Бод поставил подарок, полный медовый бельчик, на лаву. Соблюдая приличия, осторожно, чтобы не коснуться им двоим руками, протянул Анне узелок с леками - травами полнолуния. Люди не сводили с них глаз, а держать, - как он говорил себе, - "туманить" их мысли Бод не хотел. Загадочная, таинственная Анна была рядом. Кто знает, что из этого могло выйти?

В окружении семьи, за большим чисто выскобленным столом их посадили друг напротив друга. Но то, что происходило за столом, не могло их интересовать. Анна не поднимала глаза - боялась, что опять остановится время; и она, и этот мужчина опять окажутся лицом к лицу наедине в странной светоносной пустоте, а всё вокруг отодвинется, отступит куда-то...

Бод...

Бод старался не смотреть пристально ей меж бровей, и, расслабив взор, гладил мысленно её щёки, шею, маленькие белые руки. Уж это удовольствие он мог себе позволить, пока Анна отводила глаза.

Много раз менялась лучина в лучнике. Закончилась неспешная трапеза и закончился вежливый разговор. Кондрат был доволен гостем: и почему не знал он раньше этого человека? Эх, толковый мужик, и - сам себе голова!

Боду пришло время распрощаться и уходить. На пороге он поклонился хозяевам:

- Будьте здоровы!

Взглянул на Анну: "ТАК я приду снова!"

Анна неожиданно для себя поняла - этому человеку не нужно быть рядом, чтобы быть услышанным. Но отчего-то влажными стали её глаза. А потом сквозь пелену готовых пролиться слёз она увидела, как гость, шагнув за порог, остановился на мгновение и развернулся было назад, словно собираясь вернуться.

Это чародей, чувствуя себя рыбой, попавшейся в сети, трепыхнулся в ответ на её мысли, но вовремя сообразил: что подумают домочадцы? И шагнул в темноту за дверью.

Кондрат вышел следом открыть гостю веснички и запереть за ним, спустить собаку и справить во дворе всё, что полагалось справить к ночи.

Бод спешил домой.

Ему необходимо скорей уединиться, обдумать всё, что произошло между ним и Анной в этот день. То, что он встретит сирену, было почти невероятно - сирены редко являлись в этот мир, чтобы потом о них столетиями жили легенды. И легенды ошибались, собрав сирен на остров в Греческом море. Нет. Один раз за много-много лет рождались они в разных местах и у разных народов. Были такие земли, в которых сирен умели отличать от обычных девушек. Там их прятали в гаремы, и мир порой удивлялся, когда в память о своих возлюбленных великие цари возводили удивительные дворцы, разоряя себя и свой народ...

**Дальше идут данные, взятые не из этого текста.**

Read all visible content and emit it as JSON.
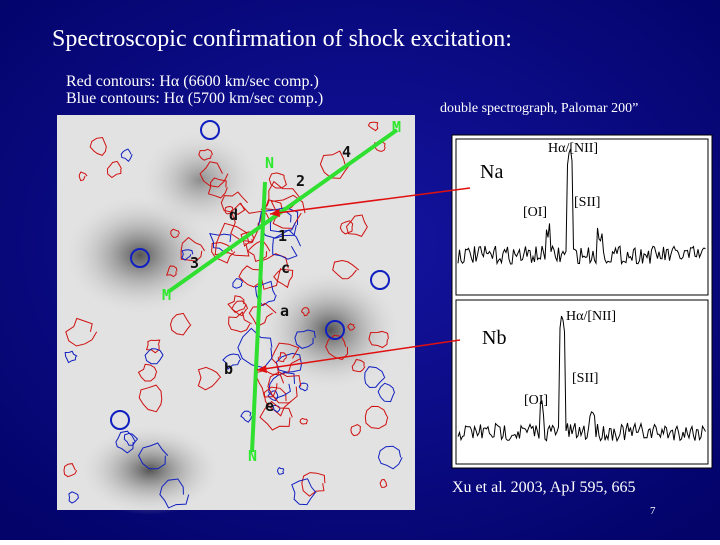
{
  "header": {
    "title": "Spectroscopic confirmation of shock excitation:"
  },
  "legend": {
    "red": "Red contours: Hα  (6600 km/sec comp.)",
    "blue": "Blue contours: Hα  (5700 km/sec comp.)"
  },
  "image": {
    "labels": [
      "M",
      "4",
      "2",
      "N",
      "d",
      "1",
      "3",
      "c",
      "M",
      "a",
      "b",
      "e",
      "N"
    ]
  },
  "spectra": {
    "caption": "double spectrograph, Palomar 200”",
    "panels": [
      {
        "line": "Hα/[NII]",
        "name": "Na",
        "oi": "[OI]",
        "sii": "[SII]"
      },
      {
        "line": "Hα/[NII]",
        "name": "Nb",
        "sii": "[SII]",
        "oi": "[OI]"
      }
    ]
  },
  "footer": {
    "citation": "Xu et al. 2003, ApJ 595, 665",
    "page": "7"
  }
}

То, что Анна Берёзкова была сиреной, для него теперь казалось несомненным: слишком большую власть над ним обрела эта женщина! Но что-то у него не сходилось. Два года, или около того, прошло, как Анна вернулась в Речицу. И он, Бод, - самый многообещающий ученик двух самых могущественных храмов, он, посвящённый чаровником-мельником в секреты древнего волшебства, - принимал Анну за простую горожанку?

И Анна ждала Бода, чтобы обрушить на него колдовство сирены?

Да половина мужчин города должны были перебить друг друга, пока чаровница не досталась бы одному - только это способно обезвредить её власть над ними! Или же Анна - не истинная, не прирождённая сирена? А что за видение пронеслось перед тем, как она так резко, болезненно разрушила мост, по которому летели навстречу друг другу их мысли? Что за парень утонет в холодном Днепре с её именем на устах?

Бод скрипнул зубами - откуда эта игла под сердцем?

"Чародей - да ты влюблён?

Не заблуждайся, не сбейся с пути, чародей! Разве любовь к женщине имеет смысл и ценность для тебя?" - спрашивал он, копаясь в собственной душе.

"А если это так? А если - да? И нет, и не будет другого ответа!" - неожиданно отозвалось внутри.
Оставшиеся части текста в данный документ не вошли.